Post by DevilsAdvocate » 27 Jun 2018, 14:20

SilentDawning wrote:
25 Jun 2018, 20:45
If you were to make an assessment of our church, would you say it is healthy?

Would you suggest any other metrics?
One metric I would add to your list (not that there is any good way to know the exact numbers) is how many "worthy" tithe-paying adult priesthood holders (A.K.A. men) are there that are actually willing to accept callings like Bishop, Elders Quorum President, etc. and how does this compare to past years and decades? That is one of the main determining factors as far as being able to keep wards and branches operating or having to combine them and often make members travel farther to the nearest one.

To me it looks like the internet has already been a major game-changer in more ways than one. It isn't simply the ability to quickly find many reasons to doubt the Church's claims but also the impact of seeing that many other people already don't believe the Church anymore (social proof) that makes many members feel more confident to know that they aren't the only one. I think that even the impact of easy access to porn/nudity on the internet should not be overlooked either because the Church is telling many men/young men they are "unworthy" repeatedly over this.
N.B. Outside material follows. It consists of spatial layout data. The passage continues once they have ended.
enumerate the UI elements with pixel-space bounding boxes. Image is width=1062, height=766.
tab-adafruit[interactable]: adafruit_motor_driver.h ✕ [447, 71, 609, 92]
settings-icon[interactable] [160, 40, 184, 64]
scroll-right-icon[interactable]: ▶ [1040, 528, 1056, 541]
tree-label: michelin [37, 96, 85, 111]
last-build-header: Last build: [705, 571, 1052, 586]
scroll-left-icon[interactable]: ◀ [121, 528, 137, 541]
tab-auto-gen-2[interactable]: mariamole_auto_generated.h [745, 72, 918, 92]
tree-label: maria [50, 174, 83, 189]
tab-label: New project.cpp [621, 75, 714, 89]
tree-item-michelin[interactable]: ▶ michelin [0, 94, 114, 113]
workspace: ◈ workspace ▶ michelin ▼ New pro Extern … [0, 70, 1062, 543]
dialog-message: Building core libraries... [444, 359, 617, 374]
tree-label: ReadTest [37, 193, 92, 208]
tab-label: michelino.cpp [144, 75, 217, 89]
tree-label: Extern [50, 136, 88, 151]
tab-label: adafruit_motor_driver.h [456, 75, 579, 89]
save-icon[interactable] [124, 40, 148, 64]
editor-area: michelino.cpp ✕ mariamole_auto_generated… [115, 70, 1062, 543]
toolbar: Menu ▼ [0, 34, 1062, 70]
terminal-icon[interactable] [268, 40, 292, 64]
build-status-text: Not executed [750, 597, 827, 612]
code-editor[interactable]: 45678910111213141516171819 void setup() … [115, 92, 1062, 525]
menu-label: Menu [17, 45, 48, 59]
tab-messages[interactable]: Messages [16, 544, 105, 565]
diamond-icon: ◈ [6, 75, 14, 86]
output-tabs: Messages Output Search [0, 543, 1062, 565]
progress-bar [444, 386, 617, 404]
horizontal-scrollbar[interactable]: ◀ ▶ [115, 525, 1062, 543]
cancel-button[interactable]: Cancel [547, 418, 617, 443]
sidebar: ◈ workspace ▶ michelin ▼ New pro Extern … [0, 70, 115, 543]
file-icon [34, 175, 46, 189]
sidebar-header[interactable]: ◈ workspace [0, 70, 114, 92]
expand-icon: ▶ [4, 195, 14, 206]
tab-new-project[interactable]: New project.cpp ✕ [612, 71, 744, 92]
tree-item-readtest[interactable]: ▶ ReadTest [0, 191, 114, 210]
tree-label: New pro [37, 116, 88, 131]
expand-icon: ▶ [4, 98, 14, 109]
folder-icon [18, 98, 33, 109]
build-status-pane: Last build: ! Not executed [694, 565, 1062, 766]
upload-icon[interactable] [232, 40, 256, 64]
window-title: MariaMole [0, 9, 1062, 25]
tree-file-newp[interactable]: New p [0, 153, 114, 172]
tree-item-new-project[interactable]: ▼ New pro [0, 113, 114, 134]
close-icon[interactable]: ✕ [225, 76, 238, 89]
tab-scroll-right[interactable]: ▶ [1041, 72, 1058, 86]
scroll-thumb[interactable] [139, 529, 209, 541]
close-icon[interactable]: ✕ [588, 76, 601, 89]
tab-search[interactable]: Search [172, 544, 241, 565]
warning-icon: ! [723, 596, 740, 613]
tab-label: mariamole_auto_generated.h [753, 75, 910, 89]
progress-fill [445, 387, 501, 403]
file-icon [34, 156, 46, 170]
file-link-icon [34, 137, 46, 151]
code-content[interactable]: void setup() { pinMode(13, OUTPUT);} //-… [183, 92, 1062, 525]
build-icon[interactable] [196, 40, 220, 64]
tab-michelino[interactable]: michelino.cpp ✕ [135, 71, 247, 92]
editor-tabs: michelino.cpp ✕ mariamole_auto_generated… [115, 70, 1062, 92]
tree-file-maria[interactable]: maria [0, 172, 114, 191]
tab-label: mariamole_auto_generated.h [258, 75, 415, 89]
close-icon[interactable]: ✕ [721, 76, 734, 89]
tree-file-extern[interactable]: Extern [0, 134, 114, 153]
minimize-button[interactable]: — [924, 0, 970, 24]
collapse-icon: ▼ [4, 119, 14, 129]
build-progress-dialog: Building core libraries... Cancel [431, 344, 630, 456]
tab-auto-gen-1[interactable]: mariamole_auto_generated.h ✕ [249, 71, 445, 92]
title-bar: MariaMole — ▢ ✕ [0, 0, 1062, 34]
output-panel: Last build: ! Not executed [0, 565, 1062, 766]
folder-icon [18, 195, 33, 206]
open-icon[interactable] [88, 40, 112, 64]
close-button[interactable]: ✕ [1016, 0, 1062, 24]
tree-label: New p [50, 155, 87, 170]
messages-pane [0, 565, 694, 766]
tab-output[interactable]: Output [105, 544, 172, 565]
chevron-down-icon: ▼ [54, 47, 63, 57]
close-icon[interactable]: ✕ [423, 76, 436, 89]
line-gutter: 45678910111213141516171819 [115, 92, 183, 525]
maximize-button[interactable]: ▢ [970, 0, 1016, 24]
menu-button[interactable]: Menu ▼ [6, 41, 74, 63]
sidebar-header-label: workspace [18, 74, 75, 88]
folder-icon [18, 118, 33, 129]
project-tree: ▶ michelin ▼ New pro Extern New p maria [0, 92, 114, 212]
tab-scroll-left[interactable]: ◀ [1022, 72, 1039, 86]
Even if they can survive this long enough to serve full-time missions and get married in the temple and remain active in the Church it can still be very demotivating and/or eventually make them tired of listening to the Church anymore.

And now for whatever combination of reasons 60% of the active members were reportedly female by 2008 compared to only 52% female in 1990. I don't think this discrepancy is a very good sign for the Church's overall health especially when they put so much importance on temple marriage and depend so much on children raised in the Church to maintain their support base. Personally I think if nothing major changes to reverse some of these trends then I expect the Church to gradually decline and struggle to maintain the existing wards and branches much less add many new ones as more and more baby boomers die off and more and more long-time active members leave or refuse to accept callings without having nearly enough younger members and new converts to replace them.